“Ismeal alleges that we terminated him because of his religious beliefs,” said HR Manager Alan Frankel. “He’s suing us for religious discrimination.”
“That’s a surprise,” said Supervisor Margie Brunton, “considering that we had a legitimate reason for firing him.”
“Ismeal says that he’s Rastafarian,” said Alan, “and that he’s required to have facial hair as part of his religious beliefs.”
“Yes, that’s what he told us too,” said Margie. “As you know, however, we hired Ismeal to perform a job that required the use of a respirator. His facial hair would’ve reduced the effectiveness of the safety gear, so we asked him to shave his goatee.”

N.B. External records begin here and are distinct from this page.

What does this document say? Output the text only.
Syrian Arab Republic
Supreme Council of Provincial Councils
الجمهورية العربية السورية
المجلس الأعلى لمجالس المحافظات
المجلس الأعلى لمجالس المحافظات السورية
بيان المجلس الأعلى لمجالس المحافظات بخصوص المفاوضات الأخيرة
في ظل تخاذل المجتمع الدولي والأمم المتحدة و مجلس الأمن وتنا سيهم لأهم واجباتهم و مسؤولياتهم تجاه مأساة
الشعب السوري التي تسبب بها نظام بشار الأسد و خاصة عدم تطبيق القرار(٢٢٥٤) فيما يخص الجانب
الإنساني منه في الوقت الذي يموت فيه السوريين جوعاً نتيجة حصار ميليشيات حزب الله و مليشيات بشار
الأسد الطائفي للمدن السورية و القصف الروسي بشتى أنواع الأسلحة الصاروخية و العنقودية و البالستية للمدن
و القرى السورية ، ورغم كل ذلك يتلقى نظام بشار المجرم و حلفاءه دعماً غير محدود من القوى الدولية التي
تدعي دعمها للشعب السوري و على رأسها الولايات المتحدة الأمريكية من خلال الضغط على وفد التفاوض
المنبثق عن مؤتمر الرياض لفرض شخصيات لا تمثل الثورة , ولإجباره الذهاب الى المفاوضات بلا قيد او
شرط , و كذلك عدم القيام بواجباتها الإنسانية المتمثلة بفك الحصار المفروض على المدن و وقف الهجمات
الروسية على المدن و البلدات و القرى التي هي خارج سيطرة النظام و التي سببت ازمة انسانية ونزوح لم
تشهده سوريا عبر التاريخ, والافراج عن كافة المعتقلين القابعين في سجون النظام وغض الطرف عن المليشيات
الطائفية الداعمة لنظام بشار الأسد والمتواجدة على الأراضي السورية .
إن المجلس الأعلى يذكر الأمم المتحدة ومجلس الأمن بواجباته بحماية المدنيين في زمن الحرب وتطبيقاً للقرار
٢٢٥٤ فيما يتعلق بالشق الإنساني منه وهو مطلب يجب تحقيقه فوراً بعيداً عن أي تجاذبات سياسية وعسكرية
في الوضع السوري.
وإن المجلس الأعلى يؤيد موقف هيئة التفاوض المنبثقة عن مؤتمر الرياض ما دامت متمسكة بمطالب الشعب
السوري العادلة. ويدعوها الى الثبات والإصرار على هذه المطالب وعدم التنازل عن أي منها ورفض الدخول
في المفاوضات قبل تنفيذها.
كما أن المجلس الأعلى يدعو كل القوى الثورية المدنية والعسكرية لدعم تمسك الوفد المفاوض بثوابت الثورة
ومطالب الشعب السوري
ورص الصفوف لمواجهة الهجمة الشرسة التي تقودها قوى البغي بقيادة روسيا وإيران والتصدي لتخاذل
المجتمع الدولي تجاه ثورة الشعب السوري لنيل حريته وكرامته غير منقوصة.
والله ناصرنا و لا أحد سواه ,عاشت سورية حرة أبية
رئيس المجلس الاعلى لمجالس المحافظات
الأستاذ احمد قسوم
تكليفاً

“How did Ismeal respond?” asked Alan.
“He said that he wanted to keep his facial hair,” said Margie, “so we offered him another job with the same pay and benefits, but he turned it down.”
“What happened next?” asked Alan.
“Before deciding what to do about Ismeal’s facial hair,” said Margie, “we did a Google search of his name. We learned that he’d sued a previous employer for bias after he was terminated, which was inconsistent with what he’d told us during the hiring process.”
“What did Ismeal say to us at the time of his hire?” asked Alan.
“Ismeal said he’d never previously been fired,” said Margie, “but our search showed that he had been, so we terminated him for lying on his job application. Every person who ever lied on a job application here has been let go.”
“It sounds like we were justified in dismissing Ismeal,” said Alan. “We’ll fight this lawsuit.”
Did the company win?
Yes. The company won. The court ruled that the Rastafarian worker couldn’t proceed with his religious discrimination lawsuit.
The judge pointed out that the employer tried to work with the crew member in order to accommodate his religious beliefs. For instance, the company offered to move him to another job with similar pay and benefits, but the worker refused that proposed accommodation.
The court also decided that the company provided a legitimate, nondiscriminatory reason for firing the man: He lied on his job application. The judge noted that every previous worker caught lying on a job application had been let go, so the employer had a legitimate reason for terminating the staffer, and it had nothing to do with his religious beliefs.
What it means: Pursue a suitable accommodation
A word to the wise: As soon as a member of your crew requests an accommodation for a sincerely held religious belief, you’re obligated to work with him or her to find something that’s suitable for both the employee and the company.
Remember that a genuine effort to accommodate a crew member’s religious beliefs will go a long way toward defeating any allegations of religious discrimination. It’s also important to provide a legitimate, nondiscriminatory reason for firing a crew member, as the employer in the case was able to do.
Based on Bailey v. Metro Ambulance Services, Inc.